Sometime around 2010 the Empire strategists decided to employ a chaos strategy (which was honed in previous operations against Chile, El Salvador, Nicaragua, etc.) to cause a regime change in Syria because that government would not cooperate with Empire's strategy to punish Russia and to prevent further economic ties between Russia and Europe, specifically involving oil/gas pipelines.
First, they constructed a phony proxy army which consisted of mostly violent people from the prisons of Saudi Arabia and its satellite states, and riff-raff across the world. This proxy army was funded by Saudi Arabia and its allies, and supported in various ways by the Empire's European satellites, Israel, and Turkey (the latter for mostly different reasons which Russia used to separate Turkey's geopolitical interests from the Empire's).
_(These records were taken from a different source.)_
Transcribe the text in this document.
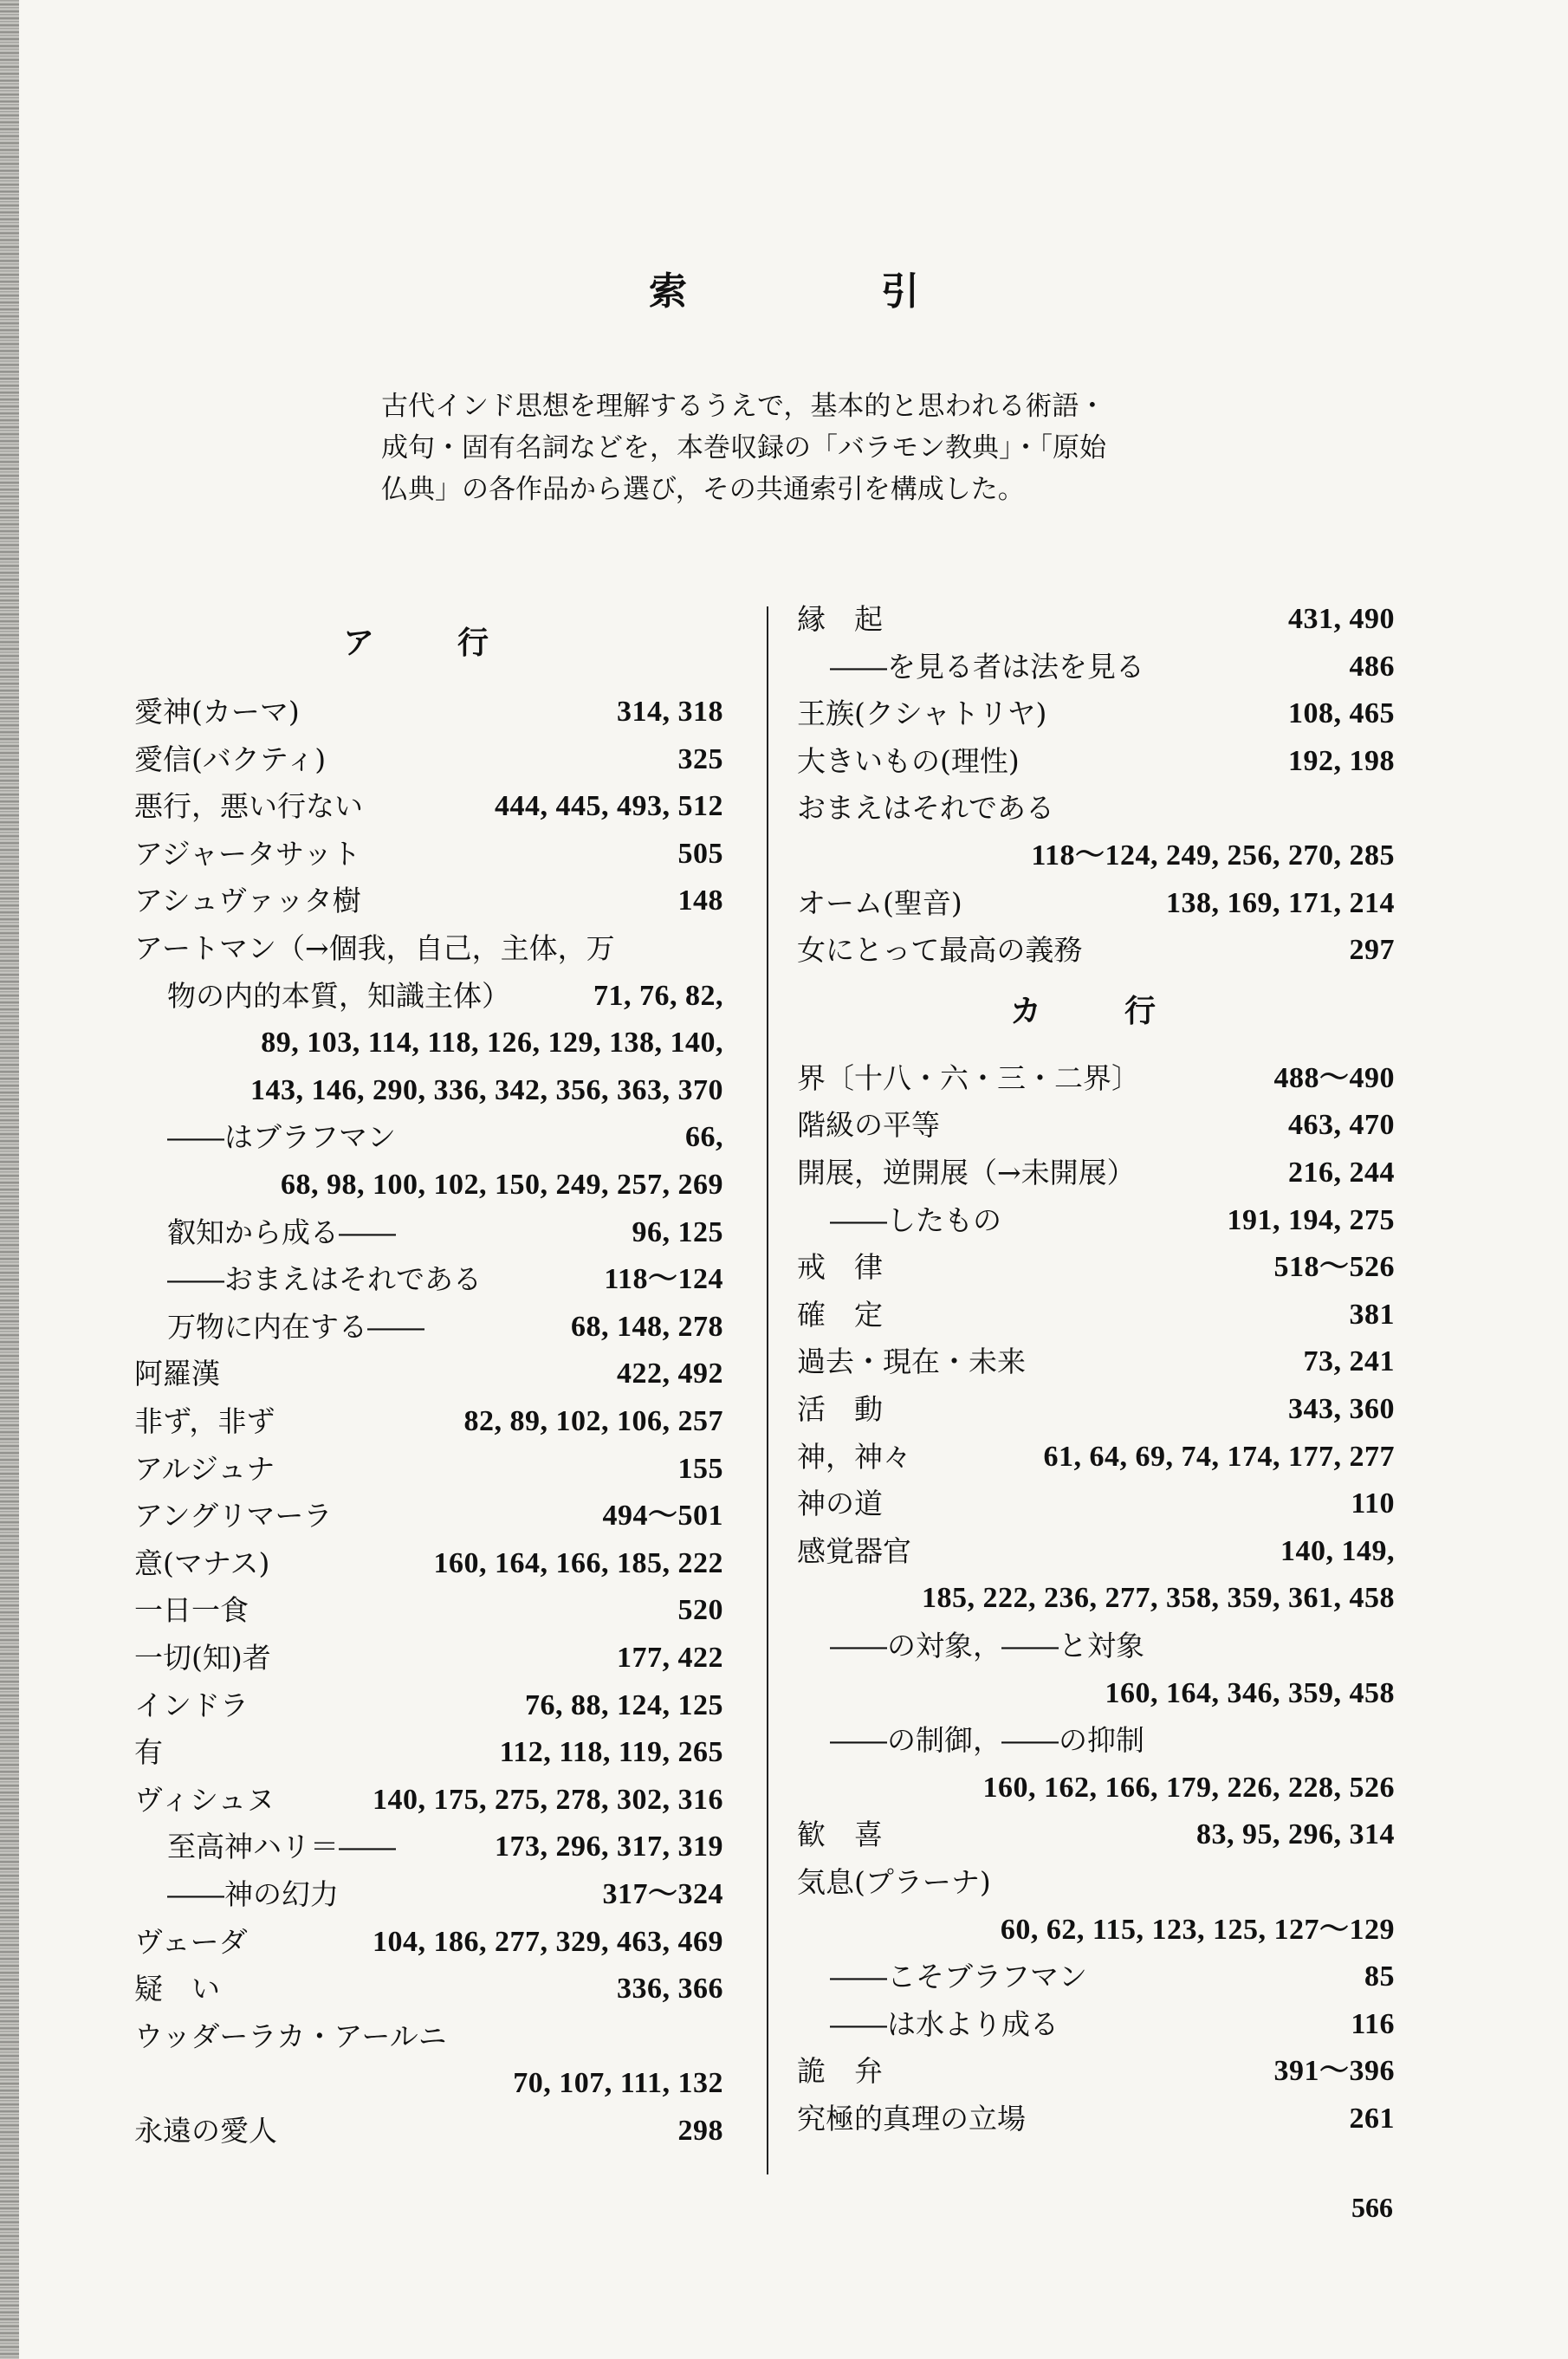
索　引

古代インド思想を理解するうえで，基本的と思われる術語・

成句・固有名詞などを，本巻収録の「バラモン教典」・「原始

仏典」の各作品から選び，その共通索引を構成した。

ア　行
愛神(カーマ)	314, 318
愛信(バクティ)	325
悪行，悪い行ない	444, 445, 493, 512
アジャータサット	505
アシュヴァッタ樹	148
アートマン（→個我，自己，主体，万
物の内的本質，知識主体）	71, 76, 82,
89, 103, 114, 118, 126, 129, 138, 140,
143, 146, 290, 336, 342, 356, 363, 370
――はブラフマン	66,
68, 98, 100, 102, 150, 249, 257, 269
叡知から成る――	96, 125
――おまえはそれである	118～124
万物に内在する――	68, 148, 278
阿羅漢	422, 492
非ず，非ず	82, 89, 102, 106, 257
アルジュナ	155
アングリマーラ	494～501
意(マナス)	160, 164, 166, 185, 222
一日一食	520
一切(知)者	177, 422
インドラ	76, 88, 124, 125
有	112, 118, 119, 265
ヴィシュヌ	140, 175, 275, 278, 302, 316
至高神ハリ＝――	173, 296, 317, 319
――神の幻力	317～324
ヴェーダ	104, 186, 277, 329, 463, 469
疑　い	336, 366
ウッダーラカ・アールニ
70, 107, 111, 132
永遠の愛人	298
カ　行
縁　起	431, 490
――を見る者は法を見る	486
王族(クシャトリヤ)	108, 465
大きいもの(理性)	192, 198
おまえはそれである
118～124, 249, 256, 270, 285
オーム(聖音)	138, 169, 171, 214
女にとって最高の義務	297
界〔十八・六・三・二界〕	488～490
階級の平等	463, 470
開展，逆開展（→未開展）	216, 244
――したもの	191, 194, 275
戒　律	518～526
確　定	381
過去・現在・未来	73, 241
活　動	343, 360
神，神々	61, 64, 69, 74, 174, 177, 277
神の道	110
感覚器官	140, 149,
185, 222, 236, 277, 358, 359, 361, 458
――の対象，――と対象
160, 164, 346, 359, 458
――の制御，――の抑制
160, 162, 166, 179, 226, 228, 526
歓　喜	83, 95, 296, 314
気息(プラーナ)
60, 62, 115, 123, 125, 127～129
――こそブラフマン	85
――は水より成る	116
詭　弁	391～396
究極的真理の立場	261
566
Added to the Empire's chaos strategy is the protection and support given to the Syrian Kurds in order to fight against their own proxy army. The Syrian Kurds had held out hopes to have their own territory carved out of Syria, and likely they dreamed of extending it to the Kurdish areas of Iraq. Thus, the Empire's very complicated strategy used various military and political actors for their own objective: to destabilize Syria and cause regime-change. The truth which has been highly fragmented by various independent journalists can now be told after the failure of this grand chaos strategy. Magnier makes a valuable contribution to that effort in this article.
He [Trump] finally ordered his forces to do so after long months of inaction, during which the US effectively offered protection to the terror group and allowed tens of thousands of ISIS militants to move freely to attack the Syrian Army and its allies along the Deir-ezzour al-Bukamal axis. [northeastern Syria]
The significance of Trump’s decision to finally move against ISIS cannot be overestimated. Since 2014 the US has been engaged in a phoney war against ISIS, pretending to fight this brutal takfiri group while in fact allowing it to expand and killing Syrian Army soldiers who actually fought the group. Throughout this time the US has used ISIS as a pretext for the US military presence in Syria. The US did bomb ISIS occupied Raqqah and destroyed it; it then made a deal to deport many thousands of ISIS partisans. But the ongoing Battle of Baghuz marks the first time the US has really fought ISIS. To his credit, Trump is now doing what the US has only pretended to do for five years: actually fighting ISIS. This spectacular and drawn out campaign allows Trump to take credit for defeating ISIS, although for half a decade the forces actually fighting ISIS have been the Syrian Army, Russia, the Iraqi PMU/Hashed al-Shaabi, the Iraqi Army, Lebanese Hezbollah, and Iran.